Whitman was born in Albany, New York in 1944. His grandfather, Charles S. Whitman, was the 41st Governor of New York (serving from 1915 to 1919), and his father, Charles Seymour Whitman Jr., was a New York civil court judge.[2] He had a brother (Charles S. Whitman, III) and a sister (Janet Whitman).
Whitman earned a bachelor's degree from Yale University, graduating in 1966. He then served as a first lieutenant in the US Army during the Vietnam War. He received an MBA from Harvard Business School in 1971.[3]
Whitman began his banking career with Citicorp in 1972, eventually rising to Vice President in charge of the Corporate Finance Department of Citicorp International Bank Ltd. in London.[3]
Whitman served as Chairman and CEO of Prudential-Bache Interfunding from 1987 to 1990.[4] [3] He also was the managing partner of Sycamore Ventures, an international venture capital fund incorporated in the Cayman Islands.[5]
During his wife's term as Governor of New Jersey, Whitman held no official role in her administration. He was appointed by his wife as co-chairman of the New Jersey World Cup Host Committee in 1994.[6] He also mediated the 1995 negotiations between the New Jersey Devils and the New Jersey Sports and Exposition Authority that kept the Devils from moving to Nashville, Tennessee.[7] In 1997, Whitman was appointed by his wife to head the fund raising committee to restore the dome of the New Jersey State House.[8]

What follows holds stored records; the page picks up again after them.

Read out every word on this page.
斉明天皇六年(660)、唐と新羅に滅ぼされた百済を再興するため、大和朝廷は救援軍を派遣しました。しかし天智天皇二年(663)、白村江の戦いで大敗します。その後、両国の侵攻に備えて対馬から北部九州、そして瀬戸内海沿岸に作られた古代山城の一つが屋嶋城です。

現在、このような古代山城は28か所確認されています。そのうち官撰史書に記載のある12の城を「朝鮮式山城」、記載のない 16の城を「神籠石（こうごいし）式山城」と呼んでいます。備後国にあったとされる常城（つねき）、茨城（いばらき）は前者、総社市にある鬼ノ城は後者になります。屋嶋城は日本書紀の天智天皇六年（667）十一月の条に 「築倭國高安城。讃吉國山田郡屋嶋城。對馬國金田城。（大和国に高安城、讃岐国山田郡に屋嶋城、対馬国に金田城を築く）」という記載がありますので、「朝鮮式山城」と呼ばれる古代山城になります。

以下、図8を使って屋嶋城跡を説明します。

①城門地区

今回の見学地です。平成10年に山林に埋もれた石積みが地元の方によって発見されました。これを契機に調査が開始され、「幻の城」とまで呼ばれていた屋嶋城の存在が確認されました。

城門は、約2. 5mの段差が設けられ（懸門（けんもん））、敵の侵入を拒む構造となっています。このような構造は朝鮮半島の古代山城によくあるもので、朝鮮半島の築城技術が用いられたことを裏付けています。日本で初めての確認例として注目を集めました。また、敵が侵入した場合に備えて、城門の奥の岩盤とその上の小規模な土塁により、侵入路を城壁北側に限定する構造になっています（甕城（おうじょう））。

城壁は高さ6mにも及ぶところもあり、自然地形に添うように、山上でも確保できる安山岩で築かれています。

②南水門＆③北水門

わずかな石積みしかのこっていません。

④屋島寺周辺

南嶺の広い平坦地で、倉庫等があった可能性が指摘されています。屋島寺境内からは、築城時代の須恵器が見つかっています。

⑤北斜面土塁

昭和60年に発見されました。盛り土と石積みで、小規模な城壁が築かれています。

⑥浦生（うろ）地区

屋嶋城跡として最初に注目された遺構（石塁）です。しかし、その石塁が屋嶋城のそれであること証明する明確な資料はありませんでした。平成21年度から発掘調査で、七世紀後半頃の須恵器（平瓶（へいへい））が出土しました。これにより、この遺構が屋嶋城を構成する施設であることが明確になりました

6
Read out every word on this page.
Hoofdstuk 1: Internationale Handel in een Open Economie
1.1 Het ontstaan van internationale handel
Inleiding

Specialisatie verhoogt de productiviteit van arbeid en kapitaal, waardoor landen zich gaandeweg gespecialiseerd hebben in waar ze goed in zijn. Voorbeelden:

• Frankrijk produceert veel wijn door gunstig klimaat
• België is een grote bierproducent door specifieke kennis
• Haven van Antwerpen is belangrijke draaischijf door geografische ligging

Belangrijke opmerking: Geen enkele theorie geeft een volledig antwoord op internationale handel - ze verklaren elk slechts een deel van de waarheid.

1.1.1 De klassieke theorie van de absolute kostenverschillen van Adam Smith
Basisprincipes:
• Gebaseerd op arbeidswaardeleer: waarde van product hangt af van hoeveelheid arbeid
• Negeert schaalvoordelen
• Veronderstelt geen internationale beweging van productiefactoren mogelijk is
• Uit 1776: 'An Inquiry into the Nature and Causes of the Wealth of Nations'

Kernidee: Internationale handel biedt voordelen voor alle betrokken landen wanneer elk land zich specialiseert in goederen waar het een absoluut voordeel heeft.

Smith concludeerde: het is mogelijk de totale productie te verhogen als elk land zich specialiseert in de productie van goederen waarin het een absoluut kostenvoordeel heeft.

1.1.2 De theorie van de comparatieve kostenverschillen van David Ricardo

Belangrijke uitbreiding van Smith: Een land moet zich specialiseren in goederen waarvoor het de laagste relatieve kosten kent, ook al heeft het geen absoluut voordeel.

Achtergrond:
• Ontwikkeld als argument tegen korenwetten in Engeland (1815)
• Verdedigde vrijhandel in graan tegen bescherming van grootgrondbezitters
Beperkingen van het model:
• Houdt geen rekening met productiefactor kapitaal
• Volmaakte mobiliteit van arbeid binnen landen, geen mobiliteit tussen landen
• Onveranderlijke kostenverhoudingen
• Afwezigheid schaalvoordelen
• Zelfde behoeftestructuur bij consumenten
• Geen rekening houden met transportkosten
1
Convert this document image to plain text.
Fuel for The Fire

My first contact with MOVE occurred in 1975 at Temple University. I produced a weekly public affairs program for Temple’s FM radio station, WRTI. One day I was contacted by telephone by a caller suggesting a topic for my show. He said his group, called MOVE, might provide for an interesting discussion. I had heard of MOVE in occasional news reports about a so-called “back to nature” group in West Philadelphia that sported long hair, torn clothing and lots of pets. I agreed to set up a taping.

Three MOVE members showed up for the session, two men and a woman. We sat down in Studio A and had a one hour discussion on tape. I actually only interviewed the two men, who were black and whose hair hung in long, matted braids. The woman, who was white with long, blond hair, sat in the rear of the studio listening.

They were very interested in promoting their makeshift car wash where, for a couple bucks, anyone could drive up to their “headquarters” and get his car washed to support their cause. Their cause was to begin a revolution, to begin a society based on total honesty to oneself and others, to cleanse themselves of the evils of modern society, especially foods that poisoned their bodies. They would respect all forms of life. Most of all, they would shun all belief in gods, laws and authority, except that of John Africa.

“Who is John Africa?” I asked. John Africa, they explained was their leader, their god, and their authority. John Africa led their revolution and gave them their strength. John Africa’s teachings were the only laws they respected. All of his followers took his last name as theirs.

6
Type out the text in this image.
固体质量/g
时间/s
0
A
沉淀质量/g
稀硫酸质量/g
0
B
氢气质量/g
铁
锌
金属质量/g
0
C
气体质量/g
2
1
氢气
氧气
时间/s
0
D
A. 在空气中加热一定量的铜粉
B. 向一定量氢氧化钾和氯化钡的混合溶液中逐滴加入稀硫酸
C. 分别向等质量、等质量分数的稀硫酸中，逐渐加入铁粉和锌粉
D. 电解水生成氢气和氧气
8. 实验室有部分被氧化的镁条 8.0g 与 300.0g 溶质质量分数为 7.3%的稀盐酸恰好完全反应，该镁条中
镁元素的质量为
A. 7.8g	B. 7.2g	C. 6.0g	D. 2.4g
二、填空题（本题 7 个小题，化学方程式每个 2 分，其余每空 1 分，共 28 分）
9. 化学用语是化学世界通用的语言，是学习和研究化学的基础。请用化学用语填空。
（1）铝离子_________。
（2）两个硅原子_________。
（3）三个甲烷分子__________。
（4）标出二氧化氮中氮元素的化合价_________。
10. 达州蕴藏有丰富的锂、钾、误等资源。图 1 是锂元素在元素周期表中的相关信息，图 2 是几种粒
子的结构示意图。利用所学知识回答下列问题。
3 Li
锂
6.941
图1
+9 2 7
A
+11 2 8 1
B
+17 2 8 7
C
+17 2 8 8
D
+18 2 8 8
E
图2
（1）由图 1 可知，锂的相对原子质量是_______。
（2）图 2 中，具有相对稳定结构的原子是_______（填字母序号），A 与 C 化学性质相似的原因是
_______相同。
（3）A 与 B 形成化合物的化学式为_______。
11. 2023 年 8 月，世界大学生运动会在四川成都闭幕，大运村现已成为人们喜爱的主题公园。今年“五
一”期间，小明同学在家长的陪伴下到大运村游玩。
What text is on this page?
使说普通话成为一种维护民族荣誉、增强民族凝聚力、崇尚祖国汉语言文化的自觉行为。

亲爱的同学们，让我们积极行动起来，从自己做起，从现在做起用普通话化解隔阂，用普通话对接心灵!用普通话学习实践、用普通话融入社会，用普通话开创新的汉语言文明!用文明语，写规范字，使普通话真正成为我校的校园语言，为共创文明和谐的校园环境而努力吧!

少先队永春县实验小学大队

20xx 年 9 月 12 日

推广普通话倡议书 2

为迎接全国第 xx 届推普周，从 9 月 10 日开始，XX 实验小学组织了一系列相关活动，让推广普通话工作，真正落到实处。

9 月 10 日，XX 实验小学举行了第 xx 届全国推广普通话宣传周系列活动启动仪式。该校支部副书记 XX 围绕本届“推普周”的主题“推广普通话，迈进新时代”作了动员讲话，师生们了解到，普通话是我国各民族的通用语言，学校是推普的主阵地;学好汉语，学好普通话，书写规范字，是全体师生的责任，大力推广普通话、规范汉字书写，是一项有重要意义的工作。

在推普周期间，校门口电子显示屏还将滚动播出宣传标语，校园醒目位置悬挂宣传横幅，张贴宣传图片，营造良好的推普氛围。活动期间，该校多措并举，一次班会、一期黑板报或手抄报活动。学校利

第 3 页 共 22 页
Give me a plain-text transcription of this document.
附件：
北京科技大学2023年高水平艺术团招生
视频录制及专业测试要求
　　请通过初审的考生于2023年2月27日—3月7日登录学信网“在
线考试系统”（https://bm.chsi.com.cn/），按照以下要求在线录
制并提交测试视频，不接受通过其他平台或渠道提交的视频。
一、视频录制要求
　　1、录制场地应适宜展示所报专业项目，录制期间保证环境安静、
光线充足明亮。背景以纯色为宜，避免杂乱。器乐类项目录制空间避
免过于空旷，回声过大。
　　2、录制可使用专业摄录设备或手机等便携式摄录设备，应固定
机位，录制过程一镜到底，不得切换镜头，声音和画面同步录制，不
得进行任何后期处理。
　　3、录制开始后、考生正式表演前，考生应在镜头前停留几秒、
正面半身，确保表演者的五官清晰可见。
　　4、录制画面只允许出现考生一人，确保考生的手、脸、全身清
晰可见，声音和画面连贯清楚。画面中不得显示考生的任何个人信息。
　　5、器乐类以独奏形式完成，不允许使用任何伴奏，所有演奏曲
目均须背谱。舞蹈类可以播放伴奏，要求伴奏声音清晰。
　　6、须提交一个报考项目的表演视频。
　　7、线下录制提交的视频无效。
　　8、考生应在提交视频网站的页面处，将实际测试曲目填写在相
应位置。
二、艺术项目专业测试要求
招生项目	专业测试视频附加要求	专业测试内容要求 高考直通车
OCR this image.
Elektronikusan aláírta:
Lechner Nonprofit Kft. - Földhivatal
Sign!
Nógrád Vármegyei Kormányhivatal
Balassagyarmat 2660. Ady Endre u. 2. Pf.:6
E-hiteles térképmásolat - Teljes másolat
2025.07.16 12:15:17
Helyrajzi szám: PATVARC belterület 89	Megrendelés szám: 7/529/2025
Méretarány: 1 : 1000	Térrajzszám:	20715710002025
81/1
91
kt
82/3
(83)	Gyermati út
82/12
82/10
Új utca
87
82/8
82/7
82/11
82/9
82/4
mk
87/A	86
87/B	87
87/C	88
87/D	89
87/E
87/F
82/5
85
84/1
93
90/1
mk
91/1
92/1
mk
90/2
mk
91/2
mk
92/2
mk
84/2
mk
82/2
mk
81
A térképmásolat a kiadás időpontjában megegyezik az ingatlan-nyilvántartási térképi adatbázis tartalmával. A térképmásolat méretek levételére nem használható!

Whitman had met his future wife before they went on their first date, which occurred in 1973 at President Richard M. Nixon's inaugural ball. Whitman married the former Christine "Christie" Todd in 1974. They resided on a farm in the Oldwick section of Tewksbury Township, New Jersey. They had a son, Taylor, and a daughter, Kate, and six grandchildren.
On June 19, 2015, Whitman fell, resulting in a catastrophic brain injury.[9] He died in a hospital at Morristown, New Jersey, on July 2, 2015, at the age of 71.[10]